Now, comparing bitstream features I don't see why Theora wouldn't be able to catch up with the best MPEG-4 Part 2 encoders. In fact, it has a few (as of now unused) tricks which may make a nice difference.

As for the comparison with H.264 I'll leave that to the more experienced coders [what I meant to say: People with more experience in coding technology]. I feel that Theora overall is the "lighter" format, being able to deliver good quality at modest computational complexity, while some feel that H.264's complexity isn't always justified by the gains in compression efficiency. H.264 seems to have more headroom overall, though.

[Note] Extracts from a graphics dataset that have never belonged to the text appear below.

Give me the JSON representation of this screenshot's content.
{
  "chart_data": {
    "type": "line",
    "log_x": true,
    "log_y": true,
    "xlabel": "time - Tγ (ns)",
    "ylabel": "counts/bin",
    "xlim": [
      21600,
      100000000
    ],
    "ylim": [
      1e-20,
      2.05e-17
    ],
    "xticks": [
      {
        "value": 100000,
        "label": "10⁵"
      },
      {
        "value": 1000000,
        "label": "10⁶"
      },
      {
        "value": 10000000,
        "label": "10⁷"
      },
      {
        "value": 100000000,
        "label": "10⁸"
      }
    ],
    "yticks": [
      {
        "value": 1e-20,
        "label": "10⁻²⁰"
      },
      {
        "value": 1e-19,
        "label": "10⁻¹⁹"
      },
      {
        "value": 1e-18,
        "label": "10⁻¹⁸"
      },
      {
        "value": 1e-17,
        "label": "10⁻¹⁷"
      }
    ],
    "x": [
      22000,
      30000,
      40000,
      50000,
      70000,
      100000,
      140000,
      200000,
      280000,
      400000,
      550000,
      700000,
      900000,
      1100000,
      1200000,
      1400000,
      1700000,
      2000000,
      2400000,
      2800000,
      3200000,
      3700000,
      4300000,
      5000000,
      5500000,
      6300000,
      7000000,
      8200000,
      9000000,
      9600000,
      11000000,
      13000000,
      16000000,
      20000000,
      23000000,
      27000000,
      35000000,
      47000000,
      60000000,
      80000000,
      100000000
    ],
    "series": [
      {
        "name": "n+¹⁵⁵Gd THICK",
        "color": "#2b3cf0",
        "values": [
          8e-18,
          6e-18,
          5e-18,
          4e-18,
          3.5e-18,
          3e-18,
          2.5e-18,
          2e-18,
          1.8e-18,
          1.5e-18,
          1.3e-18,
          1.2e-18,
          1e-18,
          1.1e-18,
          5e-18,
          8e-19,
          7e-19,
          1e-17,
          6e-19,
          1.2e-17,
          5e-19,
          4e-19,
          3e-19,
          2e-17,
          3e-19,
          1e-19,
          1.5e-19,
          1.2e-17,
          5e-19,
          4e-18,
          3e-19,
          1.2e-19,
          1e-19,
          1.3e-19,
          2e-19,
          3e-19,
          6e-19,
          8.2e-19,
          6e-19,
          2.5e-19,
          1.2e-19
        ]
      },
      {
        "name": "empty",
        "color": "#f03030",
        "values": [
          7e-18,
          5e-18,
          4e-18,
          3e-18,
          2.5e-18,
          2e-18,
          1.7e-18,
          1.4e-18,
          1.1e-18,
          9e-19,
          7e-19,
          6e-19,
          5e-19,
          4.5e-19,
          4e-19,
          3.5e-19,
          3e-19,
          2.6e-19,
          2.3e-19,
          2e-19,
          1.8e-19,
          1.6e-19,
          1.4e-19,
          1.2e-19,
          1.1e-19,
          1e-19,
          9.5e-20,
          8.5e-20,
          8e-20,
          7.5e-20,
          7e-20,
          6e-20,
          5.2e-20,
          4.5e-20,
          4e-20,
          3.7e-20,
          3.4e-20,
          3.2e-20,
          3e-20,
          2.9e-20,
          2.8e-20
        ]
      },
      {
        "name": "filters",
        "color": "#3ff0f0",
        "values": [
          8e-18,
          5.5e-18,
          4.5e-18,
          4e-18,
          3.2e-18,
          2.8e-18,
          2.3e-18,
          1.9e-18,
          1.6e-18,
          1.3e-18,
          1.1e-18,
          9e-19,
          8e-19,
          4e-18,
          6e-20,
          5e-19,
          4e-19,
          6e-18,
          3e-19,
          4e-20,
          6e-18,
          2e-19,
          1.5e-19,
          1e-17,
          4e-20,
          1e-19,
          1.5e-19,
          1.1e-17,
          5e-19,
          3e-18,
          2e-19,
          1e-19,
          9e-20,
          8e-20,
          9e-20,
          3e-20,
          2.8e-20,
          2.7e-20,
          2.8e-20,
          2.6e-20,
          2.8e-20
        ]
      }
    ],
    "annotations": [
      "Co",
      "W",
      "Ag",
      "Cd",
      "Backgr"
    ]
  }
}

As for VP3 being "old technology" because of VP6 and VP7 being there: Although this suggests VP3 is three or four generations behind it seems that in fact On2 just released finer tunings of "the same theme" at a regular intervals. VP4 is not a new "generation" over VP3. It appears to be a better tuned and rearranged VP3 (in the doom9 codec shootouts VP4 did mostly show the same strengths and weaknesses as VP3, but an overall  a tad-bit better tuning). I'd guess VP3 to VP7 would roughly be equivalent to the transition of H.263 to H.264, but with more evolutionary steps in between (after all every new iteration of On2's technology will bring new licensing income).

That'd be similar to DivX. Version 3.11 was a hacked MPEG-4 Part 2 derivate, Verion 4 a "proper" MPEG-4 Part 2 codec and the now current version 6.8 is.... still MPEG-4 Part 2. Still of course each version improved in quality - and XviD (also MPEG-4 Part 2) is considered to be even better and remains competetive to the "new" H.264 generation depending on what you're searching for. When VP3 was released it was competetive with the MPEG-4 Part 2 of those days (there was mostly just DivX 3.11 and/or the rather lousy DivX 4), but while the MPEG-4 Part 2 encoders improved (without changing the bitstream!) Theora up to this day is still using the ca. 1999 VP3 encoder without major changes. Work is underway to change just that, but as of now the outdated VP3/Theora encoder (which has plenty of well-identified implementation weaknesses)  continues to distract from what Theora as a format is capable of.

Thus, in my opinion, deducing that a "new generation" of bitstreams automatically outclasses "previous generation" bitstreams can be misleading.

So yeah, I think that Theora can be pretty valuable codec, provided the encoder receives some attention. It's not a secret that there's a new encoder under development (Thusnelda). We'll see how big the actual improvements are once the new encoder is ready - I have big confidence that Theora quality will be noticably better, but until then people of course have every right to remain sceptical.